Siegel hangs his upbeat view on the impressive profit gains of Corporate America and the extremely low interest rates that ought to embolden investors to pay more for company earnings, in the form of higher share prices. After failing to keep pace with the powerful rebound in reported profits off the grim 2008-2009 recession, stock prices since late last year have shot up quickly even as earnings growth has moderated, fattening their price-to-earnings multiple.
Stocks, according to Siegel, “should have a higher P/E” when their “major alternative” – bonds – have such low yields. The Standard & Poor’s 500 index is a bit above 14-times the consensus profit forecast for 2013, which Siegel views as modest given long-term Treasury yields around 2%.
Of course, one could counter that stocks, by these standards, only look attractively valued relative to a category of investments called bonds that most now view as exceedingly expensive.
Siegel offers that “interest rates are way too low, and the bond market is a dangerous place.” His rosy take is that long-term Treasury interest rates can rise above 3% or even reach 4% without compromising the bullish outlook for equities.
While Siegel has correctly been optimistic on stocks during the current bull market, his consistent favoritism toward equities since the publication of “Stocks for the Long Run” in 1994 has left him open to charges of being a “perma-bull.” Siegel, along with many others, was positive on stocks near the 2007 market peak and thought 2008 – the year of the financial-crisis meltdown - would be another up year. Still, his work on the return potential in stocks for those with a very long-term time horizon has not been upended even by the 2007-2009 bear market.

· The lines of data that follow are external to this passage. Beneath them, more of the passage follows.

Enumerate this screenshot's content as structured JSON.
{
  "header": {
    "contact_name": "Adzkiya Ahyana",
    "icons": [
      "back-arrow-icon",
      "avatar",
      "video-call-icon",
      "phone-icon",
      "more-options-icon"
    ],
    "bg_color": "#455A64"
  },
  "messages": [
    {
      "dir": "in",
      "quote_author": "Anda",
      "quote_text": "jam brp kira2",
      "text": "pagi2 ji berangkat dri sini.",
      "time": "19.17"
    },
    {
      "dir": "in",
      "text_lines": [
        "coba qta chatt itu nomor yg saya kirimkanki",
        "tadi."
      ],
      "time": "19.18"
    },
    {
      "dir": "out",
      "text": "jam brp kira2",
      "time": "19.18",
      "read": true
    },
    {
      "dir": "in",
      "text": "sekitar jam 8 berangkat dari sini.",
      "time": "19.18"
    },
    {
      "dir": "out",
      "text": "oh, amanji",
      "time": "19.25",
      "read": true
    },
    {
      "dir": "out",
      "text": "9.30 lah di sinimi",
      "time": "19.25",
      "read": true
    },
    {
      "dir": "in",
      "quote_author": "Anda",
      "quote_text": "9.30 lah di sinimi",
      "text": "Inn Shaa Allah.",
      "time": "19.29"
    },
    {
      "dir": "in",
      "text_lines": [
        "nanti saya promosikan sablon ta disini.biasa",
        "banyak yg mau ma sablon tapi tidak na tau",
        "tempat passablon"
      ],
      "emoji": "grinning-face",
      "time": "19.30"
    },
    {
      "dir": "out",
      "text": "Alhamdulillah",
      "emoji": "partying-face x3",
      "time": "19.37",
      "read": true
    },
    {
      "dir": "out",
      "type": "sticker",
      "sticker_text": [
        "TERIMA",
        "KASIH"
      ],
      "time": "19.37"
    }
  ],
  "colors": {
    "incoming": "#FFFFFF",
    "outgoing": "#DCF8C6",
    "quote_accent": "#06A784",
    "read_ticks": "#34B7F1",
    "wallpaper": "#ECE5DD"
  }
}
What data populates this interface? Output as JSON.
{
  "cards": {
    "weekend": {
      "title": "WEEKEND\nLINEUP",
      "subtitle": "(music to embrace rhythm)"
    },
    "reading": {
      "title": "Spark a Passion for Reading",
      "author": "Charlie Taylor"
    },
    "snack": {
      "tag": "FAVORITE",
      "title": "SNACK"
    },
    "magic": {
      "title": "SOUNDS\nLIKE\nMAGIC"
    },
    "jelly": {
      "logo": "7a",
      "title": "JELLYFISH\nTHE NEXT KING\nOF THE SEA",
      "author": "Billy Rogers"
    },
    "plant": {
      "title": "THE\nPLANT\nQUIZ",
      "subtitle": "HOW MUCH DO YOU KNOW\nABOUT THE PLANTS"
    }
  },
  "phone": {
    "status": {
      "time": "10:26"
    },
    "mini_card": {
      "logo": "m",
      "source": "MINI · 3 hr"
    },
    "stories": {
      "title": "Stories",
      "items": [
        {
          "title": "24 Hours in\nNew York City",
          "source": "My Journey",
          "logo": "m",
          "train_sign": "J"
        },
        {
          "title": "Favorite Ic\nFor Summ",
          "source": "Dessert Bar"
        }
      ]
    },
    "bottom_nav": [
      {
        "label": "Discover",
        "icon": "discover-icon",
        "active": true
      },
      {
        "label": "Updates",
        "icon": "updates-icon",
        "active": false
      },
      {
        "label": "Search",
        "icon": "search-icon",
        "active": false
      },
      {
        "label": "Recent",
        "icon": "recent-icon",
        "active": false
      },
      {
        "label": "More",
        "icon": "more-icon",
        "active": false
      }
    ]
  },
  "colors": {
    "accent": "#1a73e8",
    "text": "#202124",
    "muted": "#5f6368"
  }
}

Siegel also points to the long-term market record to argue that stock investors need not fear the day when the Federal Reserve eases off, or reverses, its extraordinary monetary stimulus efforts.
While the stock market can be expected to wobble or even sell off sharply upon seeing the Fed become less generous at some point, Siegel points out this will only happen under better economic conditions, which would support corporate performance. The historical pattern says the start of a Fed tightening program is not what thwarts a stock bull market. Rather, only when the Fed is getting closer to the end of a rate-boosting cycle does the Dow typically peak and humble the bulls.